A natural, tiny little cave in the woods, situated on the outskirts of the Black Forest and the Kingdom of the Witches, marked by the Nordriff—the range of high-peaked mountains that cuts through the continent like a ravine. High, snowy cliffs alternate with abysses—almost unconquerable if you can’t fly over them.
A reason Palisandre hasn’t yet dared to attack the witches.
The cave itself lies at the bottom of one of the many nameless, snow-swept mountains. Eventually, Blair finds the entrance, a tiny hole between a crack in the stones, almost invisible to the eye.
She has to duck because the ceiling of the den is so low. But a long tunnel stretches out in front of her, connecting the entrance with one large, cavernous hall at its end.
Inside it smells damp, and faintly of venison and dried herbs that grow in the border forest that merges with the Black Forest. The only difference between the two forests is magic. While the trees in the border forest are green, shielded from the icy winds by themountains, and the streams crystal clear, the trees in the Black Forest are huge firs and such a dark green they look almost black, growing densely, their branches reaching so low they block out all light. The ground is barren, and the streams are muddy and brown and treacherous, with a lot of strange, hungry creatures lurking in there.
The Black Forest has become a zone of anarchy, where wild, packless wolf shifters, and worse creatures roam.
Blair shudders at what the blacksmith told her. About the Nefarians hiding out there. Nefarians, like the angels, are so feared because they can fly and attack from the air. A little like the witches on their phantom wyverns, but with more stealth. A strange breed.
Blair shakes the thought off as she reaches the hall, a floor of pressed soil covered with carpets made of spun wool. A fire crackles in a corner, and she identifies remnants of burnt goat stew. Wild goats, apart from deer, snow hares and other fae, are the only animals that still roam these territories since the great cold came.
Blair sneers at the smell, longing for human food. Then she spots the seer lying on a makeshift bed on the ground next to the fire. A slim bundle of torn linen.
“Get up,” Blair says, nudging the bundle with a booted foot.
It stirs, and Blair raises her brows as an excessively slim young woman with hair the color of corn and huge, pointed ears sits up, flinching away from Blair and her silver claws. Wide, pearl-like eyes look up at Blair, the seer’s tiny, slim body cowering.
“Please don’t harm me, witch.”
Seers. Outcasts. No one quite knows what they are. A mood of nature and magic. Shunned mainly because people don’t like hearing about futures they don’t want to have.
Blair crouches next to her bed—or rather the moth-eaten cloak stuffed with straw or dried weeds of some sort. “I want you to tell me where Caryan keeps the girl from Kalleandara’s prophecy. The girl who ends the blight. Where can I find her? Tell me and you don’t need to fear me.”
The girl angles her head up to her, her pale eyes widening. Hells, she looks skinny with hunger and half-frozen.

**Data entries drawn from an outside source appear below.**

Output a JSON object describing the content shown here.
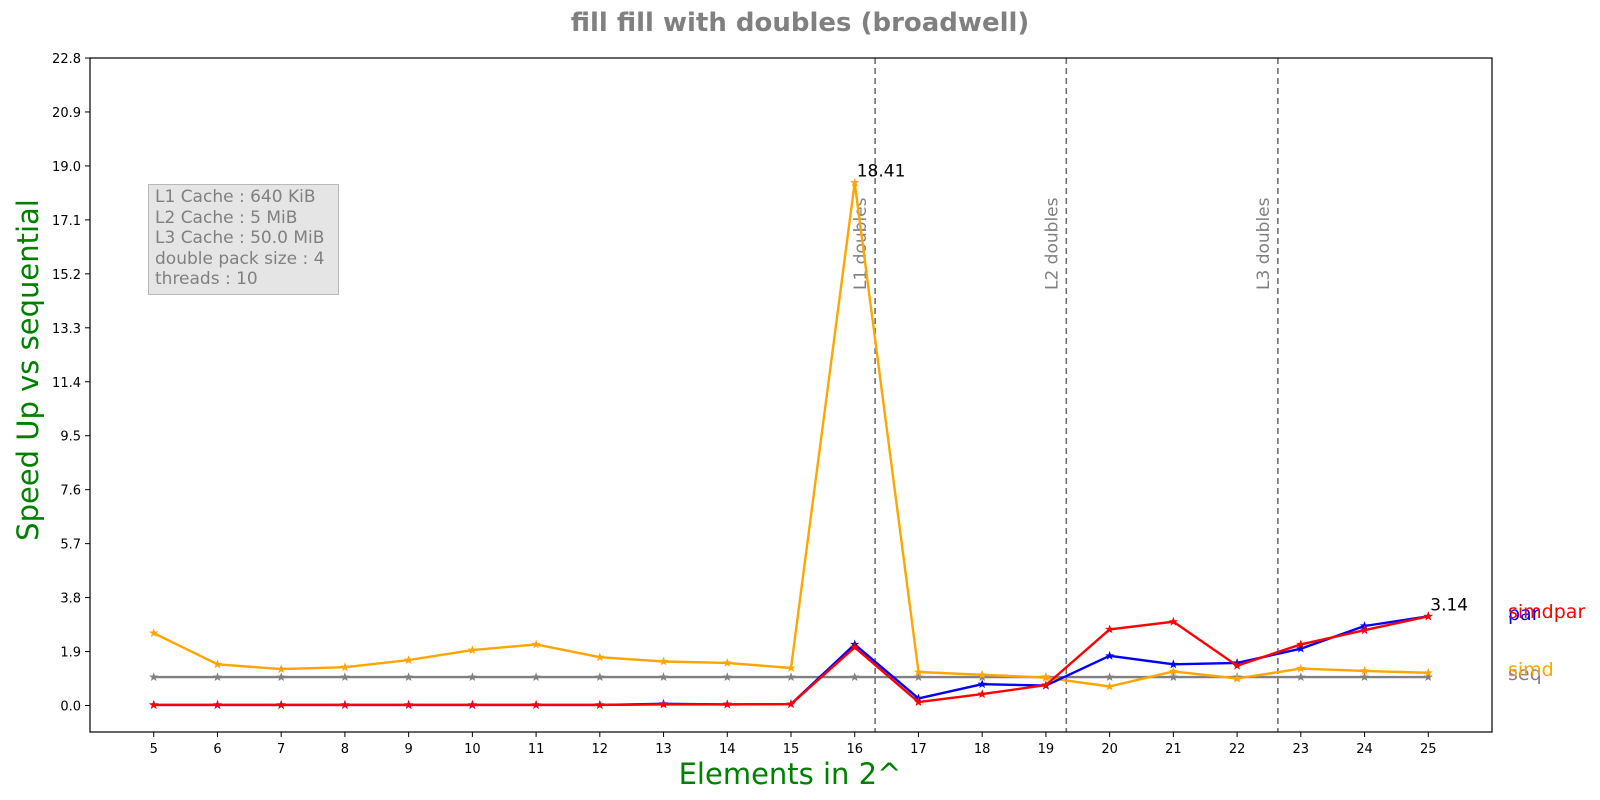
{
  "title": "fill fill with doubles  (broadwell)",
  "info_box": [
    "L1 Cache : 640 KiB",
    "L2 Cache : 5 MiB",
    "L3 Cache : 50.0 MiB",
    "double pack size : 4",
    "threads : 10"
  ],
  "chart_data": {
    "type": "line",
    "title": "fill fill with doubles  (broadwell)",
    "xlabel": "Elements in 2^",
    "ylabel": "Speed Up vs sequential",
    "x": [
      5,
      6,
      7,
      8,
      9,
      10,
      11,
      12,
      13,
      14,
      15,
      16,
      17,
      18,
      19,
      20,
      21,
      22,
      23,
      24,
      25
    ],
    "xlim": [
      4,
      26
    ],
    "ylim": [
      -0.5,
      22.8
    ],
    "yticks": [
      "0.0",
      "1.9",
      "3.8",
      "5.7",
      "7.6",
      "9.5",
      "11.4",
      "13.3",
      "15.2",
      "17.1",
      "19.0",
      "20.9",
      "22.8"
    ],
    "grid": false,
    "series": [
      {
        "name": "seq",
        "color": "#808080",
        "values": [
          1,
          1,
          1,
          1,
          1,
          1,
          1,
          1,
          1,
          1,
          1,
          1,
          1,
          1,
          1,
          1,
          1,
          1,
          1,
          1,
          1
        ]
      },
      {
        "name": "simd",
        "color": "#ffa500",
        "values": [
          2.55,
          1.45,
          1.28,
          1.35,
          1.6,
          1.95,
          2.15,
          1.7,
          1.55,
          1.5,
          1.32,
          18.41,
          1.18,
          1.08,
          0.98,
          0.67,
          1.2,
          0.95,
          1.3,
          1.22,
          1.15
        ]
      },
      {
        "name": "par",
        "color": "#0000ff",
        "values": [
          0.02,
          0.02,
          0.02,
          0.02,
          0.02,
          0.02,
          0.02,
          0.02,
          0.06,
          0.04,
          0.05,
          2.15,
          0.25,
          0.75,
          0.7,
          1.75,
          1.45,
          1.5,
          2.0,
          2.8,
          3.14
        ]
      },
      {
        "name": "simdpar",
        "color": "#ff0000",
        "values": [
          0.02,
          0.02,
          0.02,
          0.02,
          0.02,
          0.02,
          0.02,
          0.02,
          0.04,
          0.04,
          0.05,
          2.05,
          0.12,
          0.4,
          0.72,
          2.68,
          2.95,
          1.4,
          2.15,
          2.65,
          3.14
        ]
      }
    ],
    "annotations": [
      {
        "text": "18.41",
        "x": 16,
        "y": 18.41
      },
      {
        "text": "3.14",
        "x": 25,
        "y": 3.14
      }
    ],
    "vlines": [
      {
        "label": "L1 doubles",
        "x": 16.32
      },
      {
        "label": "L2 doubles",
        "x": 19.32
      },
      {
        "label": "L3 doubles",
        "x": 22.64
      }
    ]
  }
}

Blair looksaround but can’t find any clothes; the girl probably goes out into the cold in these rags. How she will survive the next winter, Blair has no idea.
“That girl is the one who saved your life…” she whispers, and Blair flashes her teeth at her.

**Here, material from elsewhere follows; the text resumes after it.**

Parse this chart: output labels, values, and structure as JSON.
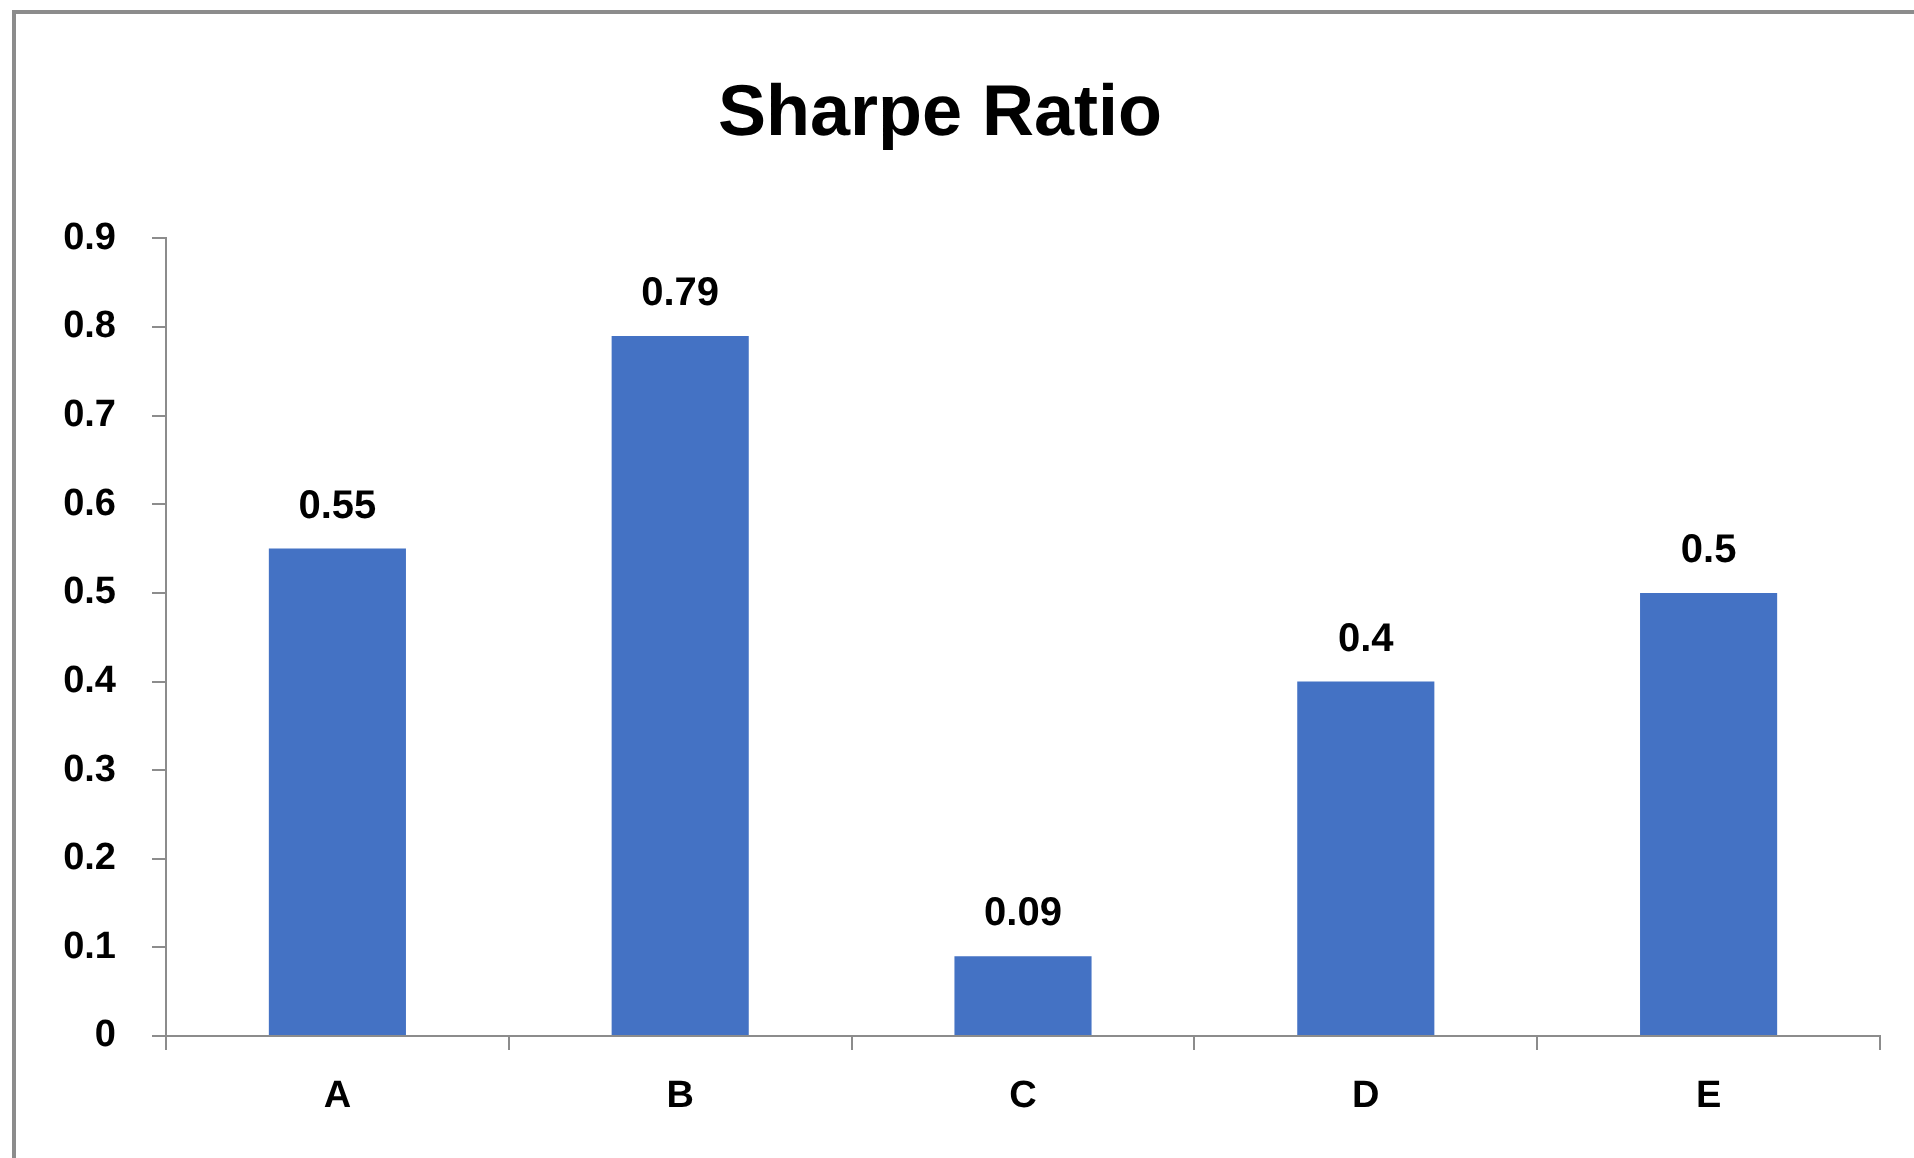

“Come, seer, don’t test me.”
The girl flinches, trying to push herself into the wall and further away from Blair’s sharp teeth and nails. She wonders what the blacksmith wanted here. Why he sought this scrawny thing out.

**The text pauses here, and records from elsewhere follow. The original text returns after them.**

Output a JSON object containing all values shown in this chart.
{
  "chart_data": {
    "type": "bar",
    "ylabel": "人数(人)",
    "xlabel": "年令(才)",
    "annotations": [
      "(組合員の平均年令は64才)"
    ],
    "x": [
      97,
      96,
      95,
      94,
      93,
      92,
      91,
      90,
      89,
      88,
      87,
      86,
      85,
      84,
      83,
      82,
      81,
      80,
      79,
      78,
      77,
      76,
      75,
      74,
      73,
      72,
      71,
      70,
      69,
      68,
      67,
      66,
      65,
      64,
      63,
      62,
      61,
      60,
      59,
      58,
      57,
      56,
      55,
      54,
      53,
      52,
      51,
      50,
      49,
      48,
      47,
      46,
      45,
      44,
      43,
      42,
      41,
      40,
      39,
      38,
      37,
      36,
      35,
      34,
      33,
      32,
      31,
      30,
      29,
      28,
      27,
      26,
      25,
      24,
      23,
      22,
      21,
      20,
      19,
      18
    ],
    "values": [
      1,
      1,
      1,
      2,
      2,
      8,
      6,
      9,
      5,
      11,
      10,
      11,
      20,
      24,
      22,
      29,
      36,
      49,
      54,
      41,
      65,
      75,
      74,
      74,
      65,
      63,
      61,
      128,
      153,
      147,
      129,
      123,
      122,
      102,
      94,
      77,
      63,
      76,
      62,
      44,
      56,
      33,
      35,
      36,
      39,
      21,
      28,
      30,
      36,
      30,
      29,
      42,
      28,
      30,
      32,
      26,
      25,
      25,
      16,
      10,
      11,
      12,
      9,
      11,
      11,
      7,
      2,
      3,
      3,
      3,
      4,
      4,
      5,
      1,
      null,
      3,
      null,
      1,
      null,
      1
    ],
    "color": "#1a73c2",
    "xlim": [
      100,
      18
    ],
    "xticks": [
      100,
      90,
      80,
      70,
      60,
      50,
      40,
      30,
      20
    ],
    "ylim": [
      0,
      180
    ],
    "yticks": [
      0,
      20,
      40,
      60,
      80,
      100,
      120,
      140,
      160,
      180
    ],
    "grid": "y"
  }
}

“The Dark Lord will look for the first elven artifact. He will go to the holy mountain Silas. But she… she will die there.”
Now it’s Blair who stares at her.Will I be the one to kill her?
“Why? Why will she die?”
But the seer only shakes her head, a little desperate. “I can’t see. It’s veiled.”
“Try.”
“I can’t.”
“You better try harder, or I might change my mind about hurting you.”
The girl just shakes her head again. “I can’t. The veil around the holy mountain won’t let me.”
“Who kills her then?”
“I can’t see that either.”
Blair runs her tongue over her teeth, annoyed, and gets up, pacing back and forth before she stops. She swivels to the girl who just sits there and watches her, legs pulled close to her body. “She can’t die. She’s the one who’s going to kill Caryan.”